Indigenous peoples, small-scale farmers, and other local communities have been risking their lives to try hold on to their land and protect the environment and their livelihoods.
Against them are well-funded and well-organized criminal networks involved in illegal logging, land grabs, and mining. They send out armed men to threaten and attack those who speak up to defend the forest.
We just published a new multimedia report that details the impact of criminal groups in one location: Terra Nossa in the state of Pará. The problems there are repeated in many areas.
The settlement was established for small-scale agriculture and sustainable collection of forest products. But the criminal networks won’t leave people in peace.
They’ve started fires within the settlement that have ravaged vegetation, crops, and the forest reserve where residents collect Brazil nuts, which they depend on to survive.
According to Federal Prosecutor Gabriel Dalla Favera de Oliveira, the criminals’ objective was not just clearing the land for cattle ranching or soy plantations, but to intimidate residents, destroy their livelihoods, and force them to leave.
Community members say that over the last five years, at least four people have been murdered for speaking up about environmental crimes committed in Terra Nossa or otherwise threatening the interests of criminal groups. A fifth man has been missing since 2018 and presumed dead.

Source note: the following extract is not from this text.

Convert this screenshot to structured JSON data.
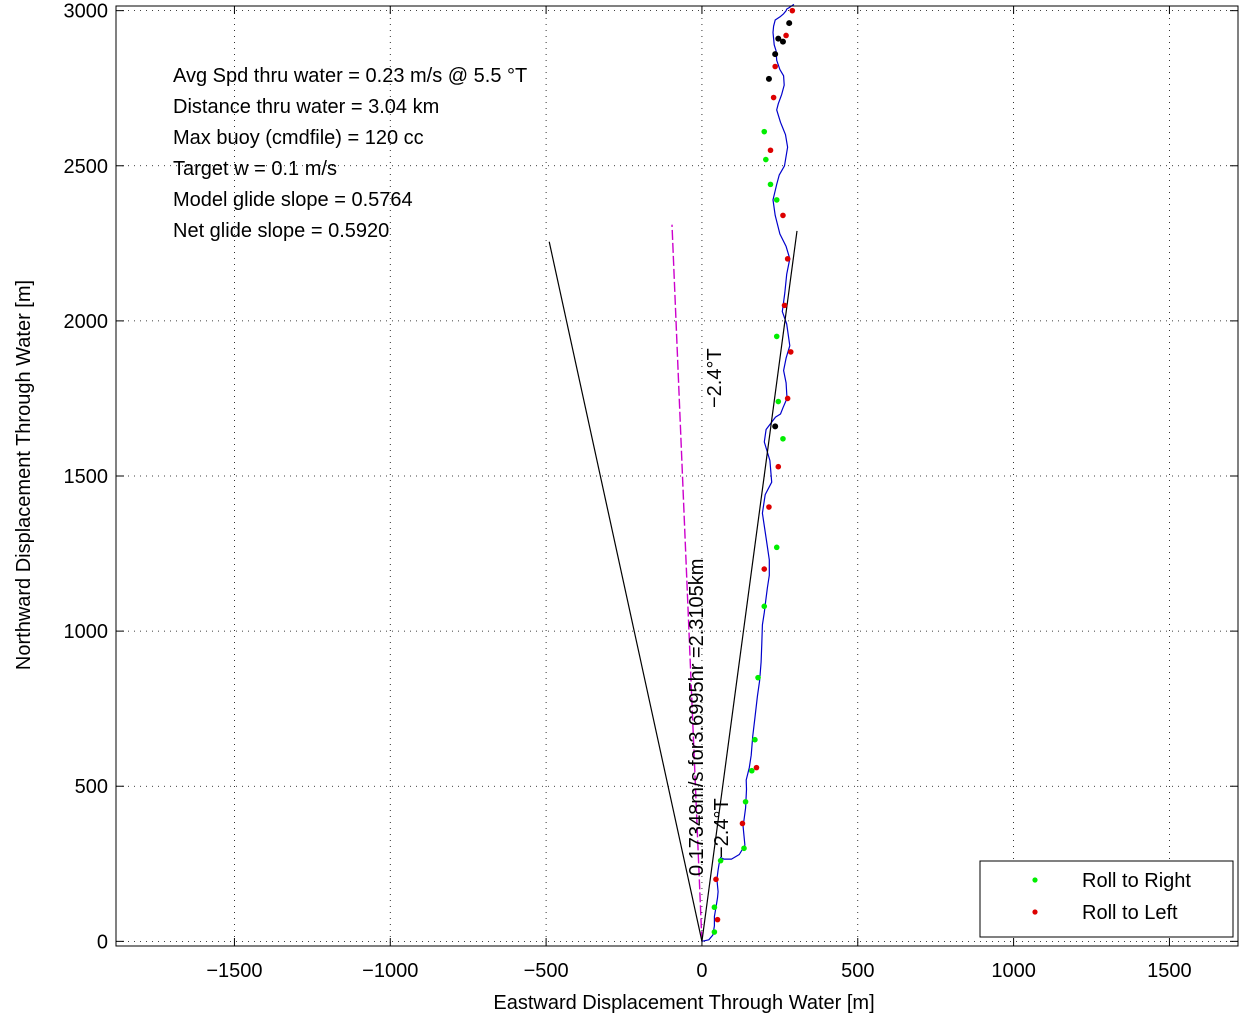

Terra Nossa is a microcosm for the Amazon as a whole: lawlessness and human rights abuses are central to environmental degradation.
After years of mounting devastation, Brazil’s new president, Luiz Inácio Lula da Silva, has pledged a fundamental shift in Brazil’s policies. His administration now needs to act.
He should mobilize the government at all levels and coordinate with prosecutors to fight the criminal networks responsible for environmental destruction and deadly violence.
In short: he needs to bring back rule of law to the Amazon.